Beatrice Gibbes, Cummins’s friend and assistant, described the method employed by Cummins. She would sit at a table, cover her eyes with her left hand and concentrate on “stillness.” She would then fall into a light trance or dream state. Her hand would then begin to write. Usually, her “control,” most often a spirit named Astor, said to be a pagan Greek when alive on earth, would make some introductory remarks and announce that another entity was waiting to speak. Because of Cummins’s semi-trance condition and also because of the speed at which the writing would come, Gibbes would sit beside her and remove each sheet of paper as it was filled. Cummins’s hand was quickly lifted by Gibbes to the top of the new page, and the writing would continue without break. The handwriting most often changed to that identified with the communicating spirit when alive.
From 1925 thru 1929, Molly Ross, the youngest of four sisters and Gibbes observed and recorded the story in a book titled They Survive. After the sittings, Gibbes would go over the scripts with Molly and have her comment on evidential points.
Molly had three sisters who had passed over. They were Audrey, who died in 1894 at age 21; Margaret, who died in 1925 at age 57, and Alice, the oldest of the four sisters, who died in 1928 at the age of 62. Molly had had several evidential sittings with GC after Margaret’s death in 1925. When Alice appeared on the brink of death while in a nursing home in York, Molly, who was living in London, was summoned to her sister’s bedside. After Alice died on October 11, 1928, Molly wired GC in Dublin, Ireland, requesting that Astor find her oldest sister, Audrey, and to let her know that Alice had passed over.
Four days later, on October 15, Molly received a letter from GC, postmarked October 12, saying that Margaret had communicated and said that “Alice was not alone when she was slipping out of her body… that Audrey and Mater (their mother) came to her.”
Margaret explained that Audrey presented herself to Alice as Alice remembered her in 1894, not as she was in 1925. She further explained that because Alice and Mater had quarreled before Mater’s death three years earlier, and because Audrey had much more experience on that side, Audrey was the first to appear to Alice while Mater remained in the background.

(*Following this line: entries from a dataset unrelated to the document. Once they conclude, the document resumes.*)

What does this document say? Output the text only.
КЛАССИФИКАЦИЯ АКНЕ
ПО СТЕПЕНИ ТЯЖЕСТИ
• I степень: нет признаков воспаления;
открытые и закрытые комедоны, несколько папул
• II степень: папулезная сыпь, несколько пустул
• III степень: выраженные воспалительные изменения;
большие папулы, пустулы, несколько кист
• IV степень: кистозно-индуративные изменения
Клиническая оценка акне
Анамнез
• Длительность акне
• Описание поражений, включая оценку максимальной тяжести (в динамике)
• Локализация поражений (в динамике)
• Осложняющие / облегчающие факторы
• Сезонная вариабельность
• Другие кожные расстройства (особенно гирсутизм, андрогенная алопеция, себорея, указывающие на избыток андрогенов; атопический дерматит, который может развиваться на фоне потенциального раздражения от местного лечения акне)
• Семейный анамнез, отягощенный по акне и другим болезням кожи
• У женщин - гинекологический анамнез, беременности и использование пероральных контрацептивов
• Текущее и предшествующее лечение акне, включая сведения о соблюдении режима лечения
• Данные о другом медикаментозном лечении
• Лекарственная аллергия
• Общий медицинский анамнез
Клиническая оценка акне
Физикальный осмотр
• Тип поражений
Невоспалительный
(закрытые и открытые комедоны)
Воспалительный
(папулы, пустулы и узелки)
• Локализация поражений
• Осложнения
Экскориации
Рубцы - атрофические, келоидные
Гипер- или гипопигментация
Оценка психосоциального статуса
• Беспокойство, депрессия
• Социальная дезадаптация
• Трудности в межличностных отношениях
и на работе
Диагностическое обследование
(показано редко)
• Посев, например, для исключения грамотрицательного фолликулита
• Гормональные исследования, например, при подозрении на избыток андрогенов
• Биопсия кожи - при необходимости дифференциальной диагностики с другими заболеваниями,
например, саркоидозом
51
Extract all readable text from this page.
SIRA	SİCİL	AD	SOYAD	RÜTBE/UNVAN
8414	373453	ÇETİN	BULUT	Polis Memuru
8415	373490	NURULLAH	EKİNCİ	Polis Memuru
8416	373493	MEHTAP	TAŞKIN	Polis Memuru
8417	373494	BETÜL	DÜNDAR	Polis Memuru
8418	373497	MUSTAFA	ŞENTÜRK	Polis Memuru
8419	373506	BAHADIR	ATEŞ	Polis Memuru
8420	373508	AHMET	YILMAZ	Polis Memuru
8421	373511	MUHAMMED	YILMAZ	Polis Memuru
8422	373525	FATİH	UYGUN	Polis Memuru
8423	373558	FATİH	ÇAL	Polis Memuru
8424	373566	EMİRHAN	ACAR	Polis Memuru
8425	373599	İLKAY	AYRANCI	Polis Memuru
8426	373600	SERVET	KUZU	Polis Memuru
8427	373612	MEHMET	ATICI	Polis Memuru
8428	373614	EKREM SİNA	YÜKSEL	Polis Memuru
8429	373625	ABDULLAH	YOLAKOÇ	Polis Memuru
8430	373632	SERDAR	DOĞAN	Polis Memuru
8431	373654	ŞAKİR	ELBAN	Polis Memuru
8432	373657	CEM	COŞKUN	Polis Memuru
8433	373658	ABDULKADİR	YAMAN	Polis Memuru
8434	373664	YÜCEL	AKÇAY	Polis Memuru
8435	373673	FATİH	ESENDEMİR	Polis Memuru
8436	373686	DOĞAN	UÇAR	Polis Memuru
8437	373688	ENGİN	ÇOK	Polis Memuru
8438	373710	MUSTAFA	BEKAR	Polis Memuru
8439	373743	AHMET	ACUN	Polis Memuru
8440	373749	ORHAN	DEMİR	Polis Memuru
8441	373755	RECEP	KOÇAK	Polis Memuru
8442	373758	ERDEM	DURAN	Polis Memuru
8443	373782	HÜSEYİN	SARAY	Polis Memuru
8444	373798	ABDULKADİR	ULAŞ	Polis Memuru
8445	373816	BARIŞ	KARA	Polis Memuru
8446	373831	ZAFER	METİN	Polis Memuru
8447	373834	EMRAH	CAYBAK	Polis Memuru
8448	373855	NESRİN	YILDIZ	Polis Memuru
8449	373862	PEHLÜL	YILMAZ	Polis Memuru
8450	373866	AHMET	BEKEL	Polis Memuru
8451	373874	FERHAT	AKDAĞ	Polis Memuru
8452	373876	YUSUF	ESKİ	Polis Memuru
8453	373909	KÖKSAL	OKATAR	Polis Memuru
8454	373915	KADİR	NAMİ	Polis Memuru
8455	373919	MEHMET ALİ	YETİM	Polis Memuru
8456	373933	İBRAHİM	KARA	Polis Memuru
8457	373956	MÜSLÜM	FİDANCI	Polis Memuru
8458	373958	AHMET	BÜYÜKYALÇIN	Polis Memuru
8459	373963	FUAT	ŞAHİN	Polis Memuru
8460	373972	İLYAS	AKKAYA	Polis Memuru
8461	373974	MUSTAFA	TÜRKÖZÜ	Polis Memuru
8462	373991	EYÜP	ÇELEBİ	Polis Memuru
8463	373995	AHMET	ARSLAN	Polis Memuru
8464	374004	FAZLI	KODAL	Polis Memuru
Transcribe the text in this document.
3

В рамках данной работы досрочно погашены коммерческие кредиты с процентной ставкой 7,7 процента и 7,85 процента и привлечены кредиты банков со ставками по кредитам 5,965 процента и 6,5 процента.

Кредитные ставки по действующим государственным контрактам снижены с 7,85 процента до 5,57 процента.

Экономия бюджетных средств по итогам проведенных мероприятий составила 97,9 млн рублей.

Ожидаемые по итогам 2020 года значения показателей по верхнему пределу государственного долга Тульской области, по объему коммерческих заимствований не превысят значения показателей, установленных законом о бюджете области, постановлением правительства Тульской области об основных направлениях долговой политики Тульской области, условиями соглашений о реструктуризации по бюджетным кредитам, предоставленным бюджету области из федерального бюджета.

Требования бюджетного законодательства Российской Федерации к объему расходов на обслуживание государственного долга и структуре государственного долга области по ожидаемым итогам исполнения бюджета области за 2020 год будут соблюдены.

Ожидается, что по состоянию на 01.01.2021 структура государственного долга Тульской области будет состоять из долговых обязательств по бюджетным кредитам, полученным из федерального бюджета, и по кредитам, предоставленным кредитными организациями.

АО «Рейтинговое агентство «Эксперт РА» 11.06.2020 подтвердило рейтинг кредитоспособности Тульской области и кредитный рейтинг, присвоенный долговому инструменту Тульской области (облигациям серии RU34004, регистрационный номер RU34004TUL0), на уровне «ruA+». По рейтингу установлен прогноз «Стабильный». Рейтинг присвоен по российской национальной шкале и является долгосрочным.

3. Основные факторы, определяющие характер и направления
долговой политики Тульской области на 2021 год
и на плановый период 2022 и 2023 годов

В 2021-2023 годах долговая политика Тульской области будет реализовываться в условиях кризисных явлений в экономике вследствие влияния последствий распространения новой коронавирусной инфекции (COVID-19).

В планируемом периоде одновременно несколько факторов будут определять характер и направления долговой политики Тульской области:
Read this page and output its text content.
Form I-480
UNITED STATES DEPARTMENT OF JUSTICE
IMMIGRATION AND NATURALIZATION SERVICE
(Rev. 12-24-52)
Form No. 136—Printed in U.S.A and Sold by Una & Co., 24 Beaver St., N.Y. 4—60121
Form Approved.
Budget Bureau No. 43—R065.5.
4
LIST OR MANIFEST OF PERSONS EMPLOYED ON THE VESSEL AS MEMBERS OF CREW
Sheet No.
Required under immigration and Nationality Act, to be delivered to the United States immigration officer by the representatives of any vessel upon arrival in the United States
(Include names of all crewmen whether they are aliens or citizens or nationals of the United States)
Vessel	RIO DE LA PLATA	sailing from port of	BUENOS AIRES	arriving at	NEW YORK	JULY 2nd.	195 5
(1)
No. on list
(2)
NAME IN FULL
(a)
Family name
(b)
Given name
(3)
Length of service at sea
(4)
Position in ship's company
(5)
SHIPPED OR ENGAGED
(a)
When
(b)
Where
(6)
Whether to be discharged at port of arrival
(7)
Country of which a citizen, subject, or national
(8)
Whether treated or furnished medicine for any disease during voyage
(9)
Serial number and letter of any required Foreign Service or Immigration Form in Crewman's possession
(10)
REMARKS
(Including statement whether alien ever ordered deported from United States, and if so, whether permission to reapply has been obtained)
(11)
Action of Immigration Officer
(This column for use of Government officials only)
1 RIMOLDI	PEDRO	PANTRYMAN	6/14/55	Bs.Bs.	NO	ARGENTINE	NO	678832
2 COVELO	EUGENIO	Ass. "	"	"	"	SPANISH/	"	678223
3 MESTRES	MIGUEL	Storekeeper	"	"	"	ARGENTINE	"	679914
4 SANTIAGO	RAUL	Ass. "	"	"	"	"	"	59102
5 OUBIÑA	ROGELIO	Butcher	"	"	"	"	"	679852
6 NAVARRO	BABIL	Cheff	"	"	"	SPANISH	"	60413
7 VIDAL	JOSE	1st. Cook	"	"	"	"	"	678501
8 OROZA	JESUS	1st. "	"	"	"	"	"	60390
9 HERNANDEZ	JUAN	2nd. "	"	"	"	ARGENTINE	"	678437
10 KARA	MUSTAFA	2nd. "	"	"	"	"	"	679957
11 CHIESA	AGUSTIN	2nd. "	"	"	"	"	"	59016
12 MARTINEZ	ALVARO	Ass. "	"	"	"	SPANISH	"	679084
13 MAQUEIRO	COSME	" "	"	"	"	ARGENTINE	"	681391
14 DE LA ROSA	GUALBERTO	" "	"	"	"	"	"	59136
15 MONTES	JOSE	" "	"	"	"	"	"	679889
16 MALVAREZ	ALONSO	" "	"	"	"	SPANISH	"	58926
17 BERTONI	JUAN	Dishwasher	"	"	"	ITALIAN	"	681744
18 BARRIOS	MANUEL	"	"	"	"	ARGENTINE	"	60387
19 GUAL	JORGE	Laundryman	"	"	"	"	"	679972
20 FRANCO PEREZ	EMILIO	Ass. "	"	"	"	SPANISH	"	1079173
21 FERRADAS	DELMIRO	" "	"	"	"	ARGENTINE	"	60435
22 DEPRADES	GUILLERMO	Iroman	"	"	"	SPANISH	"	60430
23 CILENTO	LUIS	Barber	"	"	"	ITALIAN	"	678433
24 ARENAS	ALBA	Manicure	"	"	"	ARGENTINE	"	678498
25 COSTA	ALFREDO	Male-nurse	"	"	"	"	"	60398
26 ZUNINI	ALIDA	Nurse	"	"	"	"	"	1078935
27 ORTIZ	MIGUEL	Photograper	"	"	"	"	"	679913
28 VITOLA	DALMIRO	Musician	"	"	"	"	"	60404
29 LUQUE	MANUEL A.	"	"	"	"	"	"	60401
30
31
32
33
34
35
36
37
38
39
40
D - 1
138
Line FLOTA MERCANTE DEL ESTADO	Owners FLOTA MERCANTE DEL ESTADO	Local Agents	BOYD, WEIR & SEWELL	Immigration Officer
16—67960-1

Because Alice was so restless, Audrey put on a dream of old days about her soul. When Alice saw these old memories, her fear left her.
Margaret said that she had not yet approached Alice because she was not yet fit to draw near the newly dead. Besides, Margaret added, she would not have been received kindly by Alice as they constantly quarrelled when they were alive. (This point was particularly evidential to Molly, since it was true and she was certain that GC had no way of knowing of the friction between the two sisters.)